Sobre Hércules Poirot y la medida de las cosas.
Comencemos con una frase rotunda.
Nuestras vidas se rigen por unidades de medida, puntos de referencia, asideros para ordenar y clasificar el mundo.
Horas, minutos y segundos. Días, semanas y meses. Milímetros, centímetros y metros. Litros, decilitros y centilitros. Kilos y gramos. Y así podemos seguir midiéndolo todo.
Luego están las unidades de medida más personales. Por ejemplo, los canelones siempre se comparan con los de casa, al igual que las croquetas y las tortillas de patata.
Y, por último, están las unidades de medida puramente subjetivas; aquellas que sólo tienen sentido para uno y para nadie más. En mi caso, Audrey Hepburn y Cary Grant son la unidad de medida en cuestión de estilo: por debajo se sitúan todo el mundo y por encima la excelencia más absoluta.
Hércules Poirot, encarnado por David Suchet, me sirve para medir la clase de un lugar. Si un hotel, una estación de tren, un jardín están impolutos y cuidados, pintados con mimo, recortados al milímetro; si tienen un cierto aire de opulencia que no resulta excesivo, los muebles son robustos y las alfombras espesas, son dignas de Poirot.
En realidad son lugares fáciles de identificar.

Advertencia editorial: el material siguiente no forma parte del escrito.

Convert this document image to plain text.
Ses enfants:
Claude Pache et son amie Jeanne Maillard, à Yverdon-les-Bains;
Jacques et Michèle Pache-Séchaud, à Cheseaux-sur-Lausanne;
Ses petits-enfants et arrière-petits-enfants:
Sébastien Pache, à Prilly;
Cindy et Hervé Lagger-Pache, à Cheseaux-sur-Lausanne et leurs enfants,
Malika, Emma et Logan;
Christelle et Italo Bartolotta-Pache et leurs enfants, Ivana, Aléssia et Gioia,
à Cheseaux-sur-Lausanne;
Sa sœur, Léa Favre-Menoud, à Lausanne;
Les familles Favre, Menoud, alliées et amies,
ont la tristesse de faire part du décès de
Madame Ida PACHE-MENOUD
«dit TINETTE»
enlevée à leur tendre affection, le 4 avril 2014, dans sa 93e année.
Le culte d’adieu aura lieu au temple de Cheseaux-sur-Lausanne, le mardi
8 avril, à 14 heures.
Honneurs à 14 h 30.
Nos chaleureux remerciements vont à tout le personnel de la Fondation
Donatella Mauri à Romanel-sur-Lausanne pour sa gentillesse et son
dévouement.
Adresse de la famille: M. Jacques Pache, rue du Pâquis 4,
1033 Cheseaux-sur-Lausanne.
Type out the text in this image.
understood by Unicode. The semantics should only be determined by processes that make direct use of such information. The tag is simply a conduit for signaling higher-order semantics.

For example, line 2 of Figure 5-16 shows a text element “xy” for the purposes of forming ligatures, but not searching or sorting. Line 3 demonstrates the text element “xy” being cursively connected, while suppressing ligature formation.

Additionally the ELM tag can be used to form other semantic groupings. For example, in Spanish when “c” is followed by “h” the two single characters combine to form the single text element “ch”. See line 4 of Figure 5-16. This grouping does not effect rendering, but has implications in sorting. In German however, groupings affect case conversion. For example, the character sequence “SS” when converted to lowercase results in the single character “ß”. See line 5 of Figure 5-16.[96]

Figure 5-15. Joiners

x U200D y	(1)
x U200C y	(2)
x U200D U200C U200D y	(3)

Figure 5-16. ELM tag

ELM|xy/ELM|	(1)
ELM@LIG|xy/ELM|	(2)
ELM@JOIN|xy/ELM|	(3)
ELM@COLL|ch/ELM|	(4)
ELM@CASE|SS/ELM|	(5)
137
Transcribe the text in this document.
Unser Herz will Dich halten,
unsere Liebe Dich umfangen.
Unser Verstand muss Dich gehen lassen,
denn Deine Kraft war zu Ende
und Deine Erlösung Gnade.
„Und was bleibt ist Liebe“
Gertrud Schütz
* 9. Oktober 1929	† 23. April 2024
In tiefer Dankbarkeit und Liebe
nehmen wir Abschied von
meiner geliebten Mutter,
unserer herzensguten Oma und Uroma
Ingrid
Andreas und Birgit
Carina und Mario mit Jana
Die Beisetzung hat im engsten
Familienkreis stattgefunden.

Pongamos, por ejemplo, el balneario de Panticosa. Perdido en mitad del Pirineo, enclavado entre montañas rebosantes de vegetación, arrullado por el continuo sonido del agua, con un hotel con aires de dama de principios de siglo y una placita rodeada de casitas de madera en las que tomarse un café y comprar la prensa. El lugar ideal para darse de bruces con un asesinato. A nadie le extrañaría que saliera un cliente tambaleándose, con un puñal clavado en la espalda para derrumbarse frente al botones. Tampoco le extrañaría a nadie que Poirot apareciera detrás y pusiera sus células grises a trabajar.
Poirot en estado puro.
Claro que eso era antes.
Ahora el hotelito parece encogido, apabullado por las moles horrorosas de ladrillo y cristal que han construido detrás. La iglesia se ha quedado encajonada detrás de una pasarela incomprensible. Los jardines siguen estando, si, pero amenazados por un aparcamiento monstruoso. Y las casitas de madera han perdido los tejados y los vidrios de las ventanas. La modernidad y la eficacia han llegado como suelen hacerlo, acompañadas de cemento, líneas limpias y espacios diáfanos y funcionales, y se han dejado por el camino el encanto y el carácter.
Ha perdido su poirotidad.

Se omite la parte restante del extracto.